The pistol. My father gave me that pistol. It was a day or two before I left for France, I think, or maybe a little longer—that last week went by in such a hurry. Such a strange, flourishing panic that terrified and delighted me. Anyway, Sophie went to bed early for some reason, I forget why, and Father rose and turned off the gramophone and left the room, and I thought how strange that was, because Father usually outlived us all in the evening. He was always the last to bed, climbing the stairs in a heavy, pendulous tread that made me think of the Grim Reaper, or else Blackbeard. Sometimes he would pause on the landing—his bedroom was on the second floor, while Sophie and I slept on the third—and I would wonder if he was contemplating the next flight, whether he would knock on my door and want to speak to me, or just push the barrier open and not say a word.
But instead of saying good night and climbing the stairs, he returned a moment later with a box in his hand. I put down my book and knotted my hands in my lap.
“This is for you,” he said gruffly, holding out the box.
“What is it?”
“A gun. A pistol.”
He opened the lid and showed me. I looked back and forth between the pistol, nestled in old green velvet, and my father’s face, red-tinted and serious, and asked what it was for.
He looked amazed. Amazed and maybe pitying.

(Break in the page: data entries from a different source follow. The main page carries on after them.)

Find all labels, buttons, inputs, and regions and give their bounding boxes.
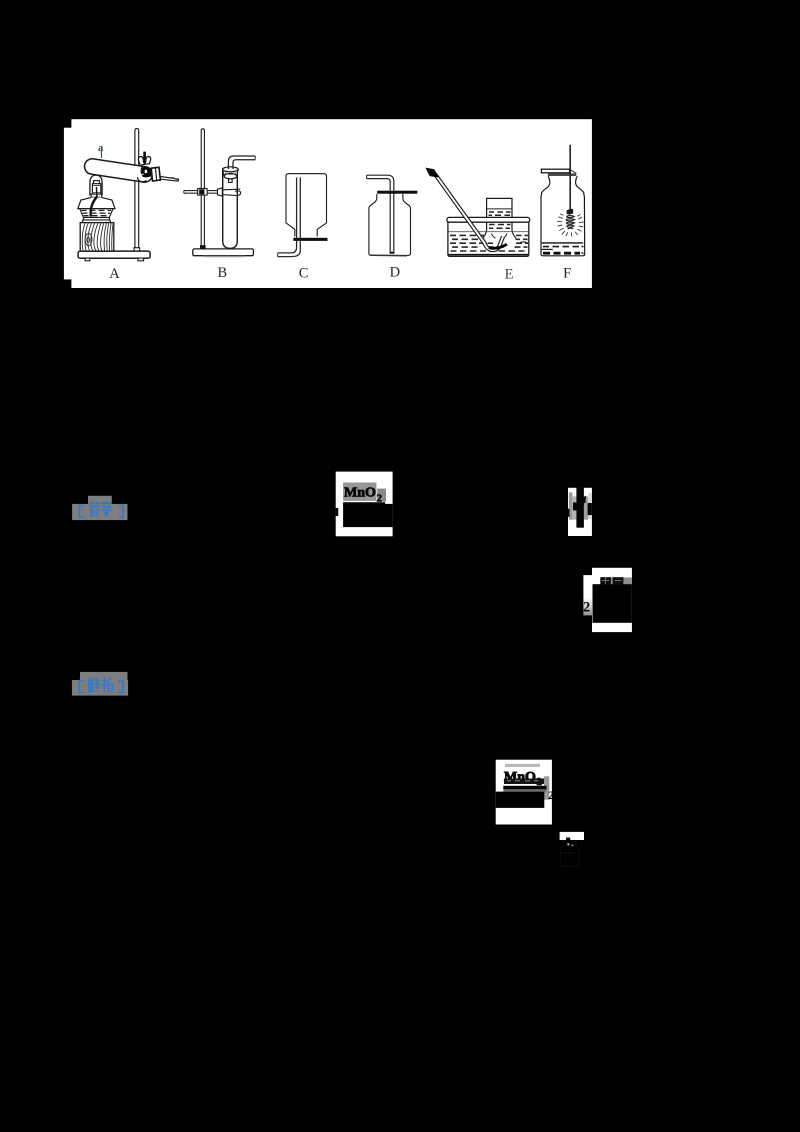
bottle F: [541, 176, 585, 256]
wire F: [569, 145, 571, 210]
patch 1 : equation MnO2 fragment: [335, 472, 393, 537]
tank water line E: [449, 231, 529, 233]
alcohol lamp arch A: [90, 175, 102, 195]
sparks F: [557, 214, 583, 237]
test tube B: [223, 168, 238, 249]
collection bottle E: [483, 198, 517, 238]
bent tube D: [367, 175, 394, 253]
water in bottle F: [542, 242, 584, 244]
char an (answer-2): [102, 501, 112, 517]
char xi (analysis-2): [102, 678, 113, 693]
svg-text:B: B: [217, 265, 227, 281]
lamp core A: [92, 184, 100, 195]
patch 5 : small white bar fragment: [560, 832, 584, 866]
lower hook A: [137, 177, 146, 181]
lamp foot rings A: [83, 217, 109, 220]
patch 3 : equation fragment with ignition chars: [583, 568, 632, 632]
blue label [analysis]: [72, 672, 128, 696]
delivery tube A: [161, 177, 179, 180]
patch 2 : small holder icon fragment: [567, 486, 592, 536]
clamp jaw at tube B: [218, 188, 223, 196]
bottle C (inverted): [286, 174, 327, 237]
svg-text:MnO: MnO: [344, 486, 376, 501]
alcohol waves A: [82, 209, 112, 211]
tank water dashes E: [450, 235, 528, 251]
wick curve A: [91, 196, 98, 216]
cap plate F: [541, 169, 569, 173]
dark mark at bottle mouth E: [489, 244, 507, 248]
water level in bottle E: [487, 208, 512, 210]
cover plate D: [377, 191, 417, 194]
iron stand rod B: [201, 129, 204, 249]
labels A-F: [109, 265, 571, 283]
patch 4 : equation fragment: [496, 760, 554, 825]
trough tank E: [448, 222, 529, 257]
iron stand base B: [193, 249, 254, 256]
stopper A: [151, 167, 160, 181]
lamp liquid cup A: [80, 209, 113, 218]
svg-text:C: C: [299, 266, 309, 282]
clamp jaw blob A: [141, 167, 152, 178]
svg-text:F: F: [563, 266, 571, 282]
rod mount block A: [134, 248, 140, 251]
char da (answer-1): [89, 501, 100, 516]
bracket left: [79, 506, 84, 518]
lamp body A: [78, 197, 115, 208]
svg-text:D: D: [390, 265, 400, 281]
wing nut A: [141, 152, 149, 165]
bracket left: [79, 681, 84, 693]
glass plate C: [293, 238, 327, 241]
figure left white strip: [64, 128, 72, 280]
bottle mouth inner lips E: [492, 234, 508, 239]
iron stand rod A: [135, 129, 139, 249]
clamp boss at rod B: [198, 189, 207, 196]
wood block A: [80, 223, 114, 252]
delivery tube E (diagonal with U bend): [435, 174, 503, 250]
bracket right: [118, 681, 123, 693]
spiral F: [566, 216, 575, 229]
knot F: [567, 209, 574, 215]
rod foot joint B: [200, 245, 206, 249]
arrowhead E: [425, 168, 439, 178]
lamp core tab A: [94, 181, 100, 184]
bent delivery tube B: [228, 156, 255, 169]
bottle D: [369, 194, 411, 256]
svg-text:a: a: [98, 143, 104, 154]
trough rim E: [447, 217, 530, 222]
svg-text:2: 2: [583, 599, 590, 615]
stopper B: [223, 170, 239, 177]
tube tip below stopper B: [229, 179, 233, 182]
char jie (analysis-1): [89, 678, 101, 693]
lamp collar A: [91, 194, 101, 197]
a lead line: [100, 151, 102, 158]
test tube A (tilted): [83, 158, 153, 184]
svg-text:2: 2: [548, 788, 554, 802]
iron stand base A: [78, 251, 150, 258]
bracket right: [118, 506, 123, 518]
figure white background: [71, 119, 592, 288]
svg-text:E: E: [505, 267, 514, 283]
clamp arm B: [184, 190, 218, 192]
svg-text:A: A: [109, 266, 120, 282]
blue label [answer]: [72, 496, 127, 520]
inner tube C: [278, 177, 297, 253]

“To protect yourself, Virginia. Every woman who sets out on her own should have a means of protecting herself. The male sex is endowed with the greater share of physical strength. A pistol is a means of redressing that imbalance.”
I said that I didn’t know how to use a pistol, and he said he would show me. He took the instrument from its hollow in the old green velvet and made me hold it, explained to me what type of pistol it was and how it worked, all its constituent parts. He showed me how to take it apart and clean it—the imperative of cleaning a pistol properly, of making sure that an object so precise and lethal as a gun remained in absolute pristine condition, not a speck or a smudge to affect its reliable performance—until, I suppose, I managed to satisfy him.